La dottrina del Fascismo
(giugno 1932)


      Questo Saggio su La Dottrina del Fascismo costituisce la base fondamentale e sintetica di qualunque studio, storico o teoretico, su l'essenza e gli sviluppi del pensiero e della prassi fascista. Fu scritto per aderire alla richiesta «L'Enciclopedia Italiana Treccani, allo scopo di dare un adeguato e sicuro svolgimento alla voce «Fascismo», e venne pubblicata nel XIV Volume, stampato nel giugno 1932 e posto in distribuzione nel luglio dello stesso anno.

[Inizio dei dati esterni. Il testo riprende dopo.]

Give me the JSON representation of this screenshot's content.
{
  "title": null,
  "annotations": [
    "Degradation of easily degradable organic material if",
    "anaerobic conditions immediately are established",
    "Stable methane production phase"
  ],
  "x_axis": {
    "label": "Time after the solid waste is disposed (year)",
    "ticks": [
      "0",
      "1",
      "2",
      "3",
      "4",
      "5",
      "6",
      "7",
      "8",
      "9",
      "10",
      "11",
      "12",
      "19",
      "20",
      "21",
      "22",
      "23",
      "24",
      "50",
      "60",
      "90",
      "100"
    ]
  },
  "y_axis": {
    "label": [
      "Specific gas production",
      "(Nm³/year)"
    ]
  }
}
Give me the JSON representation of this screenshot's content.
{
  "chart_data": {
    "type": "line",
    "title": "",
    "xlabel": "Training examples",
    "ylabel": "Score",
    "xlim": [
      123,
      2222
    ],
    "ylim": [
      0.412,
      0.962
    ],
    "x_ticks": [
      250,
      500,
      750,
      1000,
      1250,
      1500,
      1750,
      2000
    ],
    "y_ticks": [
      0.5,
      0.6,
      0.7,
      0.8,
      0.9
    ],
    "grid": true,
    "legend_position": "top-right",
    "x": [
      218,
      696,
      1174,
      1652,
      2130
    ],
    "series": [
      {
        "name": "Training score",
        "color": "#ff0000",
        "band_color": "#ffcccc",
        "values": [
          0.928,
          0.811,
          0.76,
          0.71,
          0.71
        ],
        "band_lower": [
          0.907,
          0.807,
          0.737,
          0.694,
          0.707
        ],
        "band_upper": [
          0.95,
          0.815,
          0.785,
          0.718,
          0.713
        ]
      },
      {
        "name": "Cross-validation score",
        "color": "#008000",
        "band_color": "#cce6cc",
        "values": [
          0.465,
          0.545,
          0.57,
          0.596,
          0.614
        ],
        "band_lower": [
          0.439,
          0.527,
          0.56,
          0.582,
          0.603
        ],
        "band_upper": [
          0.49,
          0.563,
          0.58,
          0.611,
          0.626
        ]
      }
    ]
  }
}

Il Saggio si divide in due parti (I. - Idee fondamentali. II. - Dottrina politica e sociale). La prima parte venne ripubblicata sul «Popolo d'Italia» dell'undici giugno; la seconda, su lo stesso giornale, il 4 agosto. Alla prima parte l'Autore aggiunse una serie di note, per la pubblicazione in volume, che fu fatta in seguito, insieme con una Storia del movimento fascista di Gioacchino Volpe, che già si trovava nel citato volume XIV dell'Enciclopedia, come appendice al Saggio del Duce. Tale pubblicazione fa parte della «Biblioteca dell'Enciclopedia Italiana» (Ed. Treves, Treccani, Tumminelli, Milano 1933). I numeri posti tra parentesi si riferiscono alle note predette, alle pag. 89-96 di questo volume.

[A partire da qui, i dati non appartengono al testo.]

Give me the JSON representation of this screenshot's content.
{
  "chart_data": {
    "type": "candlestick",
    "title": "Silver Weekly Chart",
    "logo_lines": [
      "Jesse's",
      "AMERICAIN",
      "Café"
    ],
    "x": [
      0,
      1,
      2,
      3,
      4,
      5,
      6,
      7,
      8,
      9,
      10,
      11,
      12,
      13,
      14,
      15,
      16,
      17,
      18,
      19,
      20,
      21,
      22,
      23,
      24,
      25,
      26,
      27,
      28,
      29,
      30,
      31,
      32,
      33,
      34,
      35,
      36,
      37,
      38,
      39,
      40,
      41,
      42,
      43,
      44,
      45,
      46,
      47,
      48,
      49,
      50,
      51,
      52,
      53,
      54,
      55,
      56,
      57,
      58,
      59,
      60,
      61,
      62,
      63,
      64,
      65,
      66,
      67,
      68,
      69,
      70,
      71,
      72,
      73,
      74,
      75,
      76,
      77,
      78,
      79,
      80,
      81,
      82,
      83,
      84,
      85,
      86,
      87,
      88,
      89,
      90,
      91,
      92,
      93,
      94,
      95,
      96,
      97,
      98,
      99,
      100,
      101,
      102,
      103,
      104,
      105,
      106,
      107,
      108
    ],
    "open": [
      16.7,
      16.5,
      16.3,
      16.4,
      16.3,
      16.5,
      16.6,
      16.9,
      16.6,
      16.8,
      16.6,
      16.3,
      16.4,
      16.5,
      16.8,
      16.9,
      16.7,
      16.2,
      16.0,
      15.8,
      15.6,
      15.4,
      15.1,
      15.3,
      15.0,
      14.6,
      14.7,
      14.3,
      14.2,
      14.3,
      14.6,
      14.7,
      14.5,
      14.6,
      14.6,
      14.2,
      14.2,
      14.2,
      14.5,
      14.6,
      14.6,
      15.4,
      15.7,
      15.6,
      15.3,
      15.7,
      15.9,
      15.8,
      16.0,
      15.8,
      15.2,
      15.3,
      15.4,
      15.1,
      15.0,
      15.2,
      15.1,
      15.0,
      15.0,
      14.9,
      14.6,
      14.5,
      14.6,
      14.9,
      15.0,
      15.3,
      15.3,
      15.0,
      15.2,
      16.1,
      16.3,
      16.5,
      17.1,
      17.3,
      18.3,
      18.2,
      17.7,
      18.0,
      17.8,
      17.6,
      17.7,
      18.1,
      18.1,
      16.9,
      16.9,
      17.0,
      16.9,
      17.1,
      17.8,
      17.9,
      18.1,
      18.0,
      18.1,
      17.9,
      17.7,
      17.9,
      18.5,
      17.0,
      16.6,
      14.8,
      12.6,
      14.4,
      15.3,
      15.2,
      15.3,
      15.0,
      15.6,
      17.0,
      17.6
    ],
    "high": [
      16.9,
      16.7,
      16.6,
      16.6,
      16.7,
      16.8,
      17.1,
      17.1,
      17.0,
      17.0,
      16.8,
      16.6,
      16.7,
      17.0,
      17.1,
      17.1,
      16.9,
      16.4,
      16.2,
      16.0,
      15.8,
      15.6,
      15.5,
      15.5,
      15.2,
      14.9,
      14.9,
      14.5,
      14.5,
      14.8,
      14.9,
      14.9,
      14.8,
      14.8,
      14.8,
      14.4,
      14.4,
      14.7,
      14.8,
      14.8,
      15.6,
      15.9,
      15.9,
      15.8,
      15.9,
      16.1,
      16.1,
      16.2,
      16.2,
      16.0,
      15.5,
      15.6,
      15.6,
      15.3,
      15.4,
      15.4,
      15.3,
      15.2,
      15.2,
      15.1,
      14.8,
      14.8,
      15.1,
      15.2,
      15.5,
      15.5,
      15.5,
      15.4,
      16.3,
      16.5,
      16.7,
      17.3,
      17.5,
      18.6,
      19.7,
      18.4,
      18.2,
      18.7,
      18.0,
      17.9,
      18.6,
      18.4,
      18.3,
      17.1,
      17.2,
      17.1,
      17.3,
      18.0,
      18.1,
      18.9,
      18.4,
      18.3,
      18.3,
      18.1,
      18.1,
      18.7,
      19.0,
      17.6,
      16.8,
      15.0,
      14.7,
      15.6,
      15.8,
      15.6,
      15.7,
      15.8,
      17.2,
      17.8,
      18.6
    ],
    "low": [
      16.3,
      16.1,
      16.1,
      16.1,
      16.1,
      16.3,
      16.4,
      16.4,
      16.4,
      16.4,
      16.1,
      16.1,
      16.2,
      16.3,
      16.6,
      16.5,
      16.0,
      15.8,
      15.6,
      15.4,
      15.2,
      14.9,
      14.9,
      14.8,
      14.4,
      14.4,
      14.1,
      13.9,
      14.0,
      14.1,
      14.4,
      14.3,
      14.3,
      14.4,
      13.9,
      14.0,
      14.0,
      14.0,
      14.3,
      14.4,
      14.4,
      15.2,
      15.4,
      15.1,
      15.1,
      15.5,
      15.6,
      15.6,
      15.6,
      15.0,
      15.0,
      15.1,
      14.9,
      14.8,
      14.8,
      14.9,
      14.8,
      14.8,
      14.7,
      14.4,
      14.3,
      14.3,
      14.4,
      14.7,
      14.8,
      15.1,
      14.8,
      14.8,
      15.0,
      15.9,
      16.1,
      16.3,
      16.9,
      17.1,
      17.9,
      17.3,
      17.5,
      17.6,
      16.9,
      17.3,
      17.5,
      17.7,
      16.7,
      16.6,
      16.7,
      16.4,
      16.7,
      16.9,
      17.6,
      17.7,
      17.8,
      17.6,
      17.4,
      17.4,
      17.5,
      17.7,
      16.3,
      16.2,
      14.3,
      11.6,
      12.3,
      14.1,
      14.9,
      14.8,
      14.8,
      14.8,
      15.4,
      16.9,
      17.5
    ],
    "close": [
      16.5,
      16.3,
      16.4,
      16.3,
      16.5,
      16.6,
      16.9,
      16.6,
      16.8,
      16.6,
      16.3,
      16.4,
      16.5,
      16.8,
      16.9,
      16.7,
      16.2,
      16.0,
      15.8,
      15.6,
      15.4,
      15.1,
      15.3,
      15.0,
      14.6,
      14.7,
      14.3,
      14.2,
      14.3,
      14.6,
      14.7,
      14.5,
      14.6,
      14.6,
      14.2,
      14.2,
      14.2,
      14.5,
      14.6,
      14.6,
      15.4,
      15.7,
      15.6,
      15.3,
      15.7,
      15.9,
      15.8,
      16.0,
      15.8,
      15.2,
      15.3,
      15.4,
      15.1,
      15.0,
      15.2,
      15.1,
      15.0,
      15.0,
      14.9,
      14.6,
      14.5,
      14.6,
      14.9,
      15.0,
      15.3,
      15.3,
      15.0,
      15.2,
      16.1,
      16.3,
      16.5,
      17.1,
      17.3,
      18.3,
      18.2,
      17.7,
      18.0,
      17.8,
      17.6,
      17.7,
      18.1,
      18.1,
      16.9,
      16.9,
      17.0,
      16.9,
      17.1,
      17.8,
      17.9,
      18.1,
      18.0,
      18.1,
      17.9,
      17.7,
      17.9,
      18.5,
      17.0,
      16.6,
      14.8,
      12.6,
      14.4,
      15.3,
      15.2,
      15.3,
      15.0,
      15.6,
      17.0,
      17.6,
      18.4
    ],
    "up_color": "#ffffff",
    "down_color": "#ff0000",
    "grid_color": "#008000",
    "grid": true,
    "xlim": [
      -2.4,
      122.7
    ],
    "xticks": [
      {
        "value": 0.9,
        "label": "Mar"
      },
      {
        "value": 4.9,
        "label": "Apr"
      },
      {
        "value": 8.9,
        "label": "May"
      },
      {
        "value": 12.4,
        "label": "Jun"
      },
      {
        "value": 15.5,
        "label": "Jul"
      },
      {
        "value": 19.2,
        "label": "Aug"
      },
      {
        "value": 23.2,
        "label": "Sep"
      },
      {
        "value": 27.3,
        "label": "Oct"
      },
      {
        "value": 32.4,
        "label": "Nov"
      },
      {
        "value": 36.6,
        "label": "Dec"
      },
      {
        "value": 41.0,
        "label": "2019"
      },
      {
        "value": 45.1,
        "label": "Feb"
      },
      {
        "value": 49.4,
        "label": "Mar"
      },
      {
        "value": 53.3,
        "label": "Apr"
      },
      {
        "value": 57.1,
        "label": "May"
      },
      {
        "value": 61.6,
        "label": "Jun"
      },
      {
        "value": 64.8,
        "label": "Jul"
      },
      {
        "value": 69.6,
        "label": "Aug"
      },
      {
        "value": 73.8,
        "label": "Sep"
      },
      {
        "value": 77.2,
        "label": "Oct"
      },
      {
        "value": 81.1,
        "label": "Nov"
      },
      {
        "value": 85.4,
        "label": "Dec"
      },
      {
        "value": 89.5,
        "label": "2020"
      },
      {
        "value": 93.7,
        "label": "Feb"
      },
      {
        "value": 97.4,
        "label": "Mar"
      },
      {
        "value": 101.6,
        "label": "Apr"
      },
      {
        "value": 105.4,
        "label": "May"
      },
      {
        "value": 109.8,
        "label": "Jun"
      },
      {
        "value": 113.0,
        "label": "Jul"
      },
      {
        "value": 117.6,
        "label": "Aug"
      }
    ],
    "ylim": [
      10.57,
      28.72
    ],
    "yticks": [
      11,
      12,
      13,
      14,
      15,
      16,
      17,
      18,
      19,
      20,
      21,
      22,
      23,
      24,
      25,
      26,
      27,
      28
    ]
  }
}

      L'importanza del presente Saggio si rivelò subito, non solo ai lettori italiani, ma agli studiosi di tutto il mondo e se ne iniziarono immediatamente traduzioni e commenti in numerose nazioni.


      I
      Idee fondamentali

      1. — Come ogni salda concezione politica, il fascismo è prassi ed è pensiero, azione a cui è immanente una dottrina, e dottrina che, sorgendo da un dato sistema di forze storiche, vi resta inserita e vi opera dal di dentro (1). Ha quindi una forma correlativa alle contingenze di luogo e di tempo, ma ha insieme un contenuto ideale che la eleva a formula di verità nella storia superiore del pensiero (2). Non si agisce spiritualmente nel mondo come volontà umana dominatrice di volontà senza un concetto della realtà transeunte e particolare su cui bisogna agire, e alla realtà permanente e universale in cui la prima ha il suo essere e la sua vita. Per conoscere gli uomini bisogna conoscere l'uomo; e per conoscere l'uomo bisogna conoscere la realtà e le sue leggi. Non c'è concetto dello stato che non sia fondamentalmente concetto della vita: filosofia o intuizione, sistema di idee che si svolge in una costruzione logica o si raccoglie in una visione o in una fede, ma è sempre, almeno virtualmente, una concezione organica del mondo.